Jojoba Essential Oil Supercritical CO2 Extraction
Many people use jojoba oil as part of their skin care routine. And there are good reasons for that. There’s plenty of evidence supporting the use of pure jojoba oil as a remedy for acne, dry skin, and countless other skin conditions.
* Great for Hair, Skin & Nails – Use to help treat acne, cysts, blisters, psoriasis, rosacea, eczema, candidiasis, rashes, keratosis, keloid dermatitis, calluses, corns, shingles, sunburn and more.
* Nothing Added Or Taken Away – Dark amber bottle with glass dropper extends shelf life as oils are light sensitive & must be stored in dark amber bottles to protect organics from oxidation.
* Apply externally to ankles, arms, backs, chests, stretched earlobes, elbows, knees, cuticles, heels, hands, head and scalp, hair follicles, fingernails, toenails, eyelashes, eyebrows, face, pores, forehead, cheek, chin, lips, forearms, shoulders, knuckles, shins, wrinkles & more.
4. No residue of solvent, no nitrate and ions of heavy metal.
Difference between Steam Distillation & Supercritical CO2 Extraction
Essential oils derived from the supercritical CO2 extraction of herbs are similar to the oils produced through distillation in that they can be used in aromatherapy and natural perfumery.
Oils derived from steam distillation vary in their qualities depending on the temperatures, pressures, and length of time applied for the process. The CO2 extraction process might thus produce higher quality oils that have not been altered by the application of high heat, unlike the steam distillation process. In CO2 extraction, none of the constituents of the oil are damaged by heat.
Thus, the difference between traditional distillation and supercritical extraction is that instead of heated water or steam, CO2 is used as a solvent in the latter method.

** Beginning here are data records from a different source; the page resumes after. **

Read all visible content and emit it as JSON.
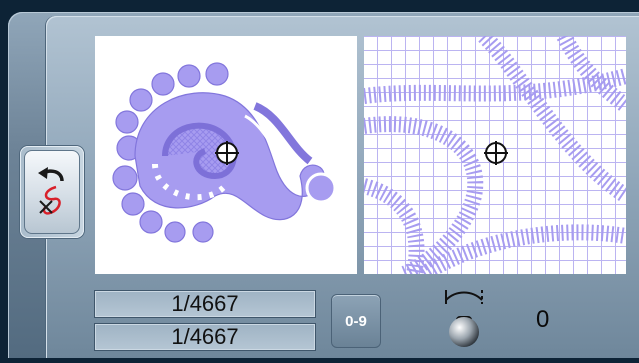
{
  "side_button": {
    "icon": "undo-stitch-icon"
  },
  "preview": {
    "left_panel": {
      "icon": "embroidery-design-icon",
      "cursor_icon": "crosshair-icon"
    },
    "right_panel": {
      "icon": "stitch-zoom-icon",
      "cursor_icon": "crosshair-icon"
    }
  },
  "counters": {
    "current": "1/4667",
    "total": "1/4667"
  },
  "numeric_button": {
    "label": "0-9"
  },
  "knob": {
    "icon": "stitch-knob-icon",
    "value": "0"
  },
  "colors": {
    "design": "#a79cf0",
    "panel_bg": "#ffffff",
    "frame": "#0d2336"
  }
}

The supercritical extraction process operates at temperatures between 35℃ to 50℃, whereas steam distillation operates at temperatures between 60℃to 100℃.

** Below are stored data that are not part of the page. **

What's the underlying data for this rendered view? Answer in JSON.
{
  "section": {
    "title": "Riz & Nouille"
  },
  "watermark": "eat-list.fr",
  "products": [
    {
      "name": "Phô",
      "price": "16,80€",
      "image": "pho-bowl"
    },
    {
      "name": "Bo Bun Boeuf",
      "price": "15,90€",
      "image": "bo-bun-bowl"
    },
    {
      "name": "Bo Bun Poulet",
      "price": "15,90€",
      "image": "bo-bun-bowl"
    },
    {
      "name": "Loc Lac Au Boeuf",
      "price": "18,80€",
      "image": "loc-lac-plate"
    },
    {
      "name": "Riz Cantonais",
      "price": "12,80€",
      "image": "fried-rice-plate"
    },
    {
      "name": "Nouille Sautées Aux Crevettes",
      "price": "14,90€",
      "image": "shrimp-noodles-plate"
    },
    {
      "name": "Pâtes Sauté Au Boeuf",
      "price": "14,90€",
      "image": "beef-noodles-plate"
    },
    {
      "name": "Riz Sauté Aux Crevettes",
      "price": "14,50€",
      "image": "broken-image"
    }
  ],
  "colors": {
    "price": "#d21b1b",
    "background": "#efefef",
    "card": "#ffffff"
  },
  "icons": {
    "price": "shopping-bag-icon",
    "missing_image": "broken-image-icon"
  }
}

In steam distillation, the molecular composition of both the plant matter and the essential oil are changed due to the temperature applied. On the other hand, a CO2 extract is closer in chemical composition to the original plant from which it is derived, as it contains a wider range of the plant’s constituents.
For example, CO2 Extraction of German Chamomile flowers yields a green extract, because the absence of heat means it was not altered from its natural state or “denatured.” The resulting extract is thus more similar in composition to the original flower than the distilled essential oils is.

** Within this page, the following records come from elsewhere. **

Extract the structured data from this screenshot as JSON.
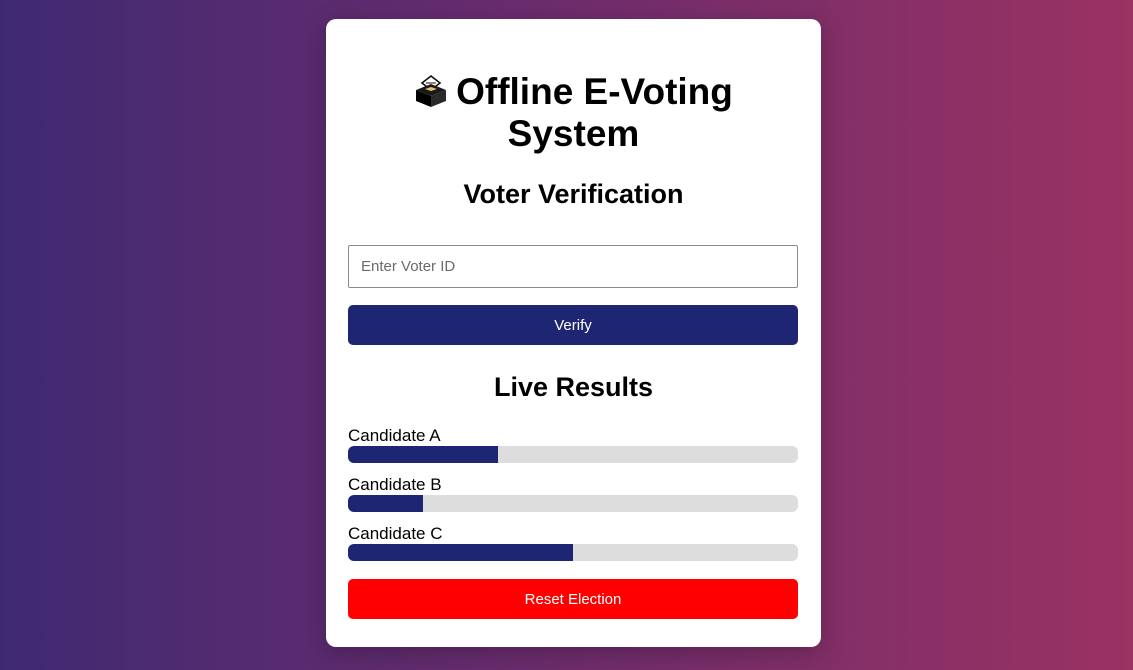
{
  "header": {
    "title_line1": "Offline E-Voting",
    "title_line2": "System",
    "title_icon": "ballot-box-icon"
  },
  "verification": {
    "heading": "Voter Verification",
    "voter_id_value": "",
    "voter_id_placeholder": "Enter Voter ID",
    "verify_label": "Verify"
  },
  "results": {
    "heading": "Live Results",
    "candidates": [
      {
        "name": "Candidate A",
        "share": 0.333
      },
      {
        "name": "Candidate B",
        "share": 0.167
      },
      {
        "name": "Candidate C",
        "share": 0.5
      }
    ]
  },
  "actions": {
    "reset_label": "Reset Election"
  },
  "colors": {
    "primary": "#1e2673",
    "danger": "#ff0000",
    "track": "#dddddd",
    "bg_start": "#3f2a72",
    "bg_end": "#9a3262"
  }
}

CO2 extracts are usually thicker than their essential oil counterparts and often give off more of the aroma of the natural herb, spice, or plant than a distilled essential oil. CO2 extracts have been said to contain more plant constituents than the amount extracted from the same plant using steam distillation.
THE CO2 EXTRACTION PROCESS
· Pressurized carbon dioxide becomes liquid while remaining in a gaseous state, which means it is now "supercritical." In this state, it is pumped into a chamber filled with plant matter.
· Because of the liquid properties of the gas, the CO2 functions as a solvent on the natural plant matter, pulling the oils and other substances such as pigment and resin from the plant matter. The essential oil content then dissolves into the liquid CO2.
· The CO2 is brought back to natural pressure and evaporates back into its gaseous state, while what is left is the resulting oil.
CO2 is colorless, odorless, and can be easily and completely removed by releasing the pressure in the extraction chamber. It is what we exhale and is needed by plants in order for them to thrive, which illustrates its harmlessness when employed in the extraction process. This absence of potentially harmful solvents in CO2 extraction means neither the human body nor the environment is polluted.